I just got back from my 95 year old Grandfather’s house in New Haven. He was the original solution provider. He may not have been able to articulate it, but his mission statement was certainly the same as ours. He believed that everyone should drive a nicer, newer car. And, he was certainly a solution provider and not a product pusher. He was truly the original Dealer For the People.
Grandpa Sam started the Merriam tradition of the automobile business back in 1948. He came home from WWII, poor as could be, without a college education, with a wife and a 3-year-old son and with no job. He took a job at a factory working nights. Then, he got a job at a Sunoco Gas Station, eventually leased the gas station himself, opened a used car lot, got the Lincoln Mercury franchise and moved from New Haven to Wallingford. I’ve often wondered, how could a man of so little means make it so far? I just guessed that times were different and opportunity was different then. I was 100% wrong.
I’ve heard the story many times before but today I heard something different that really made my ears perk up. The opportunities weren’t different then. They were just as difficult. He was poor and uneducated. He was a Jewish immigrants son. The cards were stacked against him. So, you’re probably wondering, what did I hear differently today? Well, my Grandmother said, “your Grandfather took that night job so that during the days, he could poke around for different opportunities and find something more.” The light bulb went off in my brain! That was his competitive advantage. He knew that he wanted more. He didn’t let education or social status get in his way. He didn’t spend his days sleeping or complaining about his night job. He used the opportunity of available daylight to search for something better.

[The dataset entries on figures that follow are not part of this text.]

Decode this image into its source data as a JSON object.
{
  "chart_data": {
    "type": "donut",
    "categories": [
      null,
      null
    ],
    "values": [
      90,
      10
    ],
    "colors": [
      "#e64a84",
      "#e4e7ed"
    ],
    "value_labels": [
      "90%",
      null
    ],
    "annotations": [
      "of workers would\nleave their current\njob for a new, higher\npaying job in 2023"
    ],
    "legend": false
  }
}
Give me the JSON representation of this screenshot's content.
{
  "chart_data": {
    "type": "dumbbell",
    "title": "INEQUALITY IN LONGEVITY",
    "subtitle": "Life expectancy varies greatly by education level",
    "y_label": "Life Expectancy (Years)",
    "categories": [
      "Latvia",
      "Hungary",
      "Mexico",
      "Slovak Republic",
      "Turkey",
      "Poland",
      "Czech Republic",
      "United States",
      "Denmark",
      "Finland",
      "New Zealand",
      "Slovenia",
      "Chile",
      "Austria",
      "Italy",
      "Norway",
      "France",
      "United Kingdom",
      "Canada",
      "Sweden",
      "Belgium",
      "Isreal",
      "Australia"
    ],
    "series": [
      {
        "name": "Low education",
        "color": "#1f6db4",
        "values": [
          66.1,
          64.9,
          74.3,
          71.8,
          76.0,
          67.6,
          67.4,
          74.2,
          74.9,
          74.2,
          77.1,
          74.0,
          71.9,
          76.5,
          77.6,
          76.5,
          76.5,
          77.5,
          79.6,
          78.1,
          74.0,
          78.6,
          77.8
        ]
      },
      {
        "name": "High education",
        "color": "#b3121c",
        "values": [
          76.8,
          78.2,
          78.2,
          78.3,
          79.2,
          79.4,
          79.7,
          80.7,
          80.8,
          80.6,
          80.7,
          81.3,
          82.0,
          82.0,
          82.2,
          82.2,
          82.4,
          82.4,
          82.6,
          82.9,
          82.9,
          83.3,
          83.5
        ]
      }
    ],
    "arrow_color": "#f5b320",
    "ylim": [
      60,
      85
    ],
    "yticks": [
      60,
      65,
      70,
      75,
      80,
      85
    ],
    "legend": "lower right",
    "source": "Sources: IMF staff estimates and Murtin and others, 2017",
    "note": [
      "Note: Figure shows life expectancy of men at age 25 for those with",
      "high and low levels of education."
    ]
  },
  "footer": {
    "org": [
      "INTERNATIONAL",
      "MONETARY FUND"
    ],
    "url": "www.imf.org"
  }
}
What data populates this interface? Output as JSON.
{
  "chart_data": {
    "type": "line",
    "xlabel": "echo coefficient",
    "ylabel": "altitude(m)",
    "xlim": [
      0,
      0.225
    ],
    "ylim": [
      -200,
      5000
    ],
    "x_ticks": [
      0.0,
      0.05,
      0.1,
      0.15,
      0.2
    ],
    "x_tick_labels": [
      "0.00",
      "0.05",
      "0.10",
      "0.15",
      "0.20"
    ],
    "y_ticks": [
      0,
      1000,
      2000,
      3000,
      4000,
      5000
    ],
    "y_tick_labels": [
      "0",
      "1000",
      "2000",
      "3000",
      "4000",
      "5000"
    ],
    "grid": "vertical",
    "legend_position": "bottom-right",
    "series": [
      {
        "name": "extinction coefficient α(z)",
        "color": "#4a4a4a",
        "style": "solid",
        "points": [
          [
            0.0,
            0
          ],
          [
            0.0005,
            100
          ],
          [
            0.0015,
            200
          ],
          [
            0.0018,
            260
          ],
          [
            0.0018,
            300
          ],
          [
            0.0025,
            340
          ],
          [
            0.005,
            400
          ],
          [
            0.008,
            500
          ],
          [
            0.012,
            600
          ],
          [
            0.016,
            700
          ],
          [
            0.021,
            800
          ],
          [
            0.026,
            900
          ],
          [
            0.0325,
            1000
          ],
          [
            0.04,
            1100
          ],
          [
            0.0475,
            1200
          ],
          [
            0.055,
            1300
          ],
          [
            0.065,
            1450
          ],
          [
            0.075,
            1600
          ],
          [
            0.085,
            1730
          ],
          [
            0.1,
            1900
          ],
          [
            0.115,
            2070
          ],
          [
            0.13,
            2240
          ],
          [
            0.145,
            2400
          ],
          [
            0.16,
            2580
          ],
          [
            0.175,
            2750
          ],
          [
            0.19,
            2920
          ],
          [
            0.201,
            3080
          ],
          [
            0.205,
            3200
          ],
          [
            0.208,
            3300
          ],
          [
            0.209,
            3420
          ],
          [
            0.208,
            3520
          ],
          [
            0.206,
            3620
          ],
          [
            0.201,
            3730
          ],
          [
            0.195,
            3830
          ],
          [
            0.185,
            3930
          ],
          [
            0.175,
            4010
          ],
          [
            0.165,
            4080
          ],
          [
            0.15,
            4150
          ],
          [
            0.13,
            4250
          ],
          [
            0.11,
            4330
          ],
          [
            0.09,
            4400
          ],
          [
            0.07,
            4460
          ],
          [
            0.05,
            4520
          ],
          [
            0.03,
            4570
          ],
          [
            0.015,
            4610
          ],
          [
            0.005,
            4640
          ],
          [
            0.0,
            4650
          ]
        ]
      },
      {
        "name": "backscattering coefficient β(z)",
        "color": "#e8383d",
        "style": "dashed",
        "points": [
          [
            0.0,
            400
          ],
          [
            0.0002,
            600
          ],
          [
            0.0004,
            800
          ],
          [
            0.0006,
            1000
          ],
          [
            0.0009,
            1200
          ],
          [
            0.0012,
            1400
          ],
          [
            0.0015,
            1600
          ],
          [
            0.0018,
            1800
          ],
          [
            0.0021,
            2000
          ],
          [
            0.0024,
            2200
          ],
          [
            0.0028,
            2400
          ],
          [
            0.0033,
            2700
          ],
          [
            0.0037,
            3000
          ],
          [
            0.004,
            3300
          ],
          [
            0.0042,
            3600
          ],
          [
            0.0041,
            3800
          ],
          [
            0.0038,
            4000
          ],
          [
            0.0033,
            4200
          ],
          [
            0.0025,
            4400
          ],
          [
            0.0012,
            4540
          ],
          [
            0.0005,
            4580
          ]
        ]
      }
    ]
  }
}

And, he always went above and beyond to make sure one opportunity led to another. My Grandmother told me that my Grandfather was so successful running the gas station because he recognized that the people that stopped there were on their way to the beach. So, he allowed them to use the bathroom to change into their “swimming trunks”. Pretty soon, everyone was stopping there for gas.
You may be reading this and be in the same situation. You may lack a college education or grown up poor. Ask yourself if you are using those “excuses” to limit your potential to live your most fulfilled life. If you are, then take some time to think about what you can do to change your own situation. If you know you want to grow but don’t know how, reach out to someone and ask for advice. Ask your pastor, your manager, or as always, I am here for advice and guidance at any time.
Thank you, as always, for being a solution provider.